NHL Rumors: Can Sidney Crosby Be Used As a Lockout Litmus Test?

As Sid goes, does the NHL go as well? Kevin Hoffman-US PRESSWIRE

I live in Ohio, one of those “bellwether” or “swing states” that can be the difference in a Presidential candidate winning or losing an election. The same thing happens every four years: this place becomes a political hotbed and not a day goes by that I don’t have an election flyer in my mailbox or someone calling with an election survey. The saying is “As Ohio goes, so goes the nation.”

The election is over, but I think there’s another bellwether in the country, one who could dictate how things go–not in elections, mind you, but in this lockout.
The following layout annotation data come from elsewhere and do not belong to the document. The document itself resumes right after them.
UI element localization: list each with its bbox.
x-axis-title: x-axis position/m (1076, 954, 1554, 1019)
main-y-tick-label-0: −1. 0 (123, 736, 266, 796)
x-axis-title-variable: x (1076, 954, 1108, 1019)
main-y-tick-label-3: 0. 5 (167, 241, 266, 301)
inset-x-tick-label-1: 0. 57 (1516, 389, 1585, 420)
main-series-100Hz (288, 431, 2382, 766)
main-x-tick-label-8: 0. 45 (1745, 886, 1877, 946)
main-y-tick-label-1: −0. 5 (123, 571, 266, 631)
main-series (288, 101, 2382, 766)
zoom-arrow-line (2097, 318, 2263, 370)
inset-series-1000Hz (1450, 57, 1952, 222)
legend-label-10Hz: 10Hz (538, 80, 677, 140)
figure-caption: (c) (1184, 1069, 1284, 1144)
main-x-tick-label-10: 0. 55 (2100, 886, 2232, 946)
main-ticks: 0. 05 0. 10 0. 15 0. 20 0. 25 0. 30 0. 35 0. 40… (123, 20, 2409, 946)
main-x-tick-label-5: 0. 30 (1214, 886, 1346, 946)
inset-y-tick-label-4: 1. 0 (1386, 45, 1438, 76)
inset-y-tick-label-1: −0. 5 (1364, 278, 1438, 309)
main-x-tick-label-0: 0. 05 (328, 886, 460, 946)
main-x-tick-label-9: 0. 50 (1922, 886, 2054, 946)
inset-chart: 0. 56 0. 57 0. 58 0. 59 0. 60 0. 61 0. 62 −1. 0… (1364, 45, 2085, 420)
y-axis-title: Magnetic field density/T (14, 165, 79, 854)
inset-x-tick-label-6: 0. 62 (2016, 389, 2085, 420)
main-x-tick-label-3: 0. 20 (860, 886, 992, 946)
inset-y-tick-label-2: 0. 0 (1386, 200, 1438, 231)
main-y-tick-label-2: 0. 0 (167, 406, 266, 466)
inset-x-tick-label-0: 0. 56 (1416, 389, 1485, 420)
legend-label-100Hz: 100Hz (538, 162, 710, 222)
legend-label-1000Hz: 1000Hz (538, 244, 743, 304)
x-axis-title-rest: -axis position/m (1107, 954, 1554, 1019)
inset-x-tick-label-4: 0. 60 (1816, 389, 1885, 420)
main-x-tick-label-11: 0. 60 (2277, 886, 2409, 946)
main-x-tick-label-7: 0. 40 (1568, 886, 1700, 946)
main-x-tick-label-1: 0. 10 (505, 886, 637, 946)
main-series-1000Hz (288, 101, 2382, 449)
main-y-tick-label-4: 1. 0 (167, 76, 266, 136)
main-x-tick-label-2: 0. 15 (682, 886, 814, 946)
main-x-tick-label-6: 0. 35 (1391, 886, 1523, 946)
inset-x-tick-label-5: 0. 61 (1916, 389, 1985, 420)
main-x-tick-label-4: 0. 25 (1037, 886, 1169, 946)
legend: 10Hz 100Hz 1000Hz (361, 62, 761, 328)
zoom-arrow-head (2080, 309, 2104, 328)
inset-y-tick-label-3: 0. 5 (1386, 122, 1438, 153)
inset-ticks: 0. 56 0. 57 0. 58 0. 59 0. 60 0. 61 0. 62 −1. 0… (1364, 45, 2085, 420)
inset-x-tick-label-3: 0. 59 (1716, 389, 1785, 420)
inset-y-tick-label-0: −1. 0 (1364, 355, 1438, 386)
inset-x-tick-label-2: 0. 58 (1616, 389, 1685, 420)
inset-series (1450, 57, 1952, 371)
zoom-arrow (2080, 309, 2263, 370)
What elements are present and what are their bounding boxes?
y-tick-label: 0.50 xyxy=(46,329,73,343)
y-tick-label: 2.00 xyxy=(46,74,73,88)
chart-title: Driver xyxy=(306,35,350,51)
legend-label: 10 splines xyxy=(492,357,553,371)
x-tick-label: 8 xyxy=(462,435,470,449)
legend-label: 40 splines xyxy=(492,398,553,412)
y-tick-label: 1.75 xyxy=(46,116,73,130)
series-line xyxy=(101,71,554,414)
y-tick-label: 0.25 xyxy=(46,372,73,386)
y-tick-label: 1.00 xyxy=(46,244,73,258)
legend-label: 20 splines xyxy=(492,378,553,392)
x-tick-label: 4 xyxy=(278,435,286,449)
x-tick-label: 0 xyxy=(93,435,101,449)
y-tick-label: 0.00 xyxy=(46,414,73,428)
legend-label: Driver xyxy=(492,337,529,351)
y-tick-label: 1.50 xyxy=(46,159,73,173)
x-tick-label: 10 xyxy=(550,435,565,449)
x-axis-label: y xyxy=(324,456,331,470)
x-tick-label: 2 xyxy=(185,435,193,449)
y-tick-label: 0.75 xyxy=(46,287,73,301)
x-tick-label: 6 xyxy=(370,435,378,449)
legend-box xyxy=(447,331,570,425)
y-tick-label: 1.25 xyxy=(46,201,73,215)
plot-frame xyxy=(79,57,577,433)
He’s what you’d call a “bellwether player,” someone whose actions could telegraph where the lockout is headed. Sidney Crosby would be that player.

Crosby’s the NHL’s poster boy, one of the most recognizable faces in the league. He was the first draft pick in 2005 after the lockout sucked away a season. He breathed new life into the Pittsburgh Penguins. He’s loved by many, hated by a lot and respected by pretty much everyone.

Crosby’s been biding his time during the lockout, but he has spoken out on the league’s weak proposals and even attended a few negotiation sessions. He’s been keeping a keen eye on what’s going on between the two sides, but he’s also taking into consideration his needs as an elite hockey player. He’s recently been inquiring about playing in Russia and Switzerland. Okay, so a lot of players have been doing that. But if a player of Crosby’s caliber hits the road for Europe, what does that say about the status of negotiations? If Crosby seemingly gives up and heads overseas, it might be a signal that all is lost.

Another thing to consider: the comments made by Ian White and others have drawn harsh criticism from fans and hockey writers alike. What would the reaction be if Crosby had been the one to say those things? Would he be told to apologize and that his words are harmful to the talks?

When the owners complained about the caliber of players attending negotiations, they meant they wanted bankable names like Crosby across the table from them. But if Crosby isn’t there to grace them with his presence, the owners might be scared of losing their prized player and do anything to bring him back. Just like the state of Ohio, as Sidney Crosby goes, so might the lockout and the season.